One last note, which might be of use to people working with the GPW data in the future. GPW is a cell-based grid: each cell is a region lying between two lines of longitude and two lines of latitude, and within each cell three variables are defined: the population in the cell, the population density of the cell, and the land area of the cell. (This is one of those rare exceptions described in to Alvy Ray Smith’s rant, A Pixel Is Not A Little Square….) But note that the land area is not the surface area of the cell, and the population density is not the population divided by the surface area of the cell!

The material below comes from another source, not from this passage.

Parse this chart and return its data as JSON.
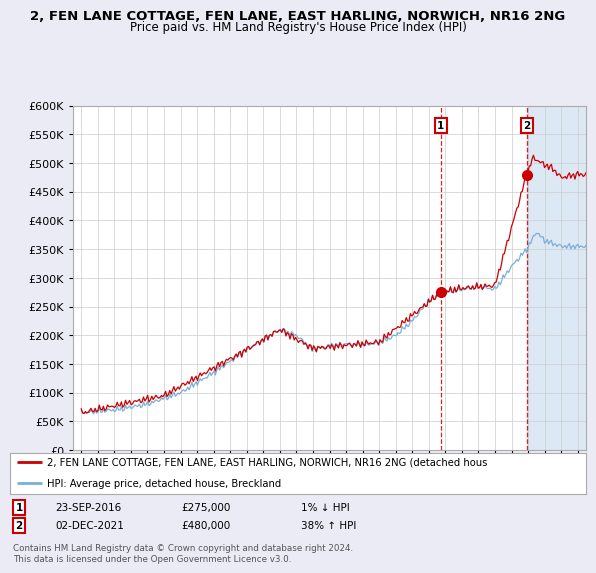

This becomes important in the case of small islands; for instance (a case I hit debugging the code) the Scilly Isles. The quoted population density for the Scilly Isles is rather high: somewhere between 100 and 200 persons/km2, but when integrating the population density to find the total population in an area, this is absolutely not the right value to use: the proper value there is the total population of a cell, divided by its total surface area. The reason for that is that when sampling from the grid to find the value of the integrand (the population density) you don’t know, a priori, whether the point you’re sampling at has landed on land or non-land, but the quoted population density assumes that you are always asking about the land. When integrating, the total population of each cell should be “smeared out” over the whole area of the cell. If you don’t do this then you will get very considerable overestimates of the population in regions which contain islands.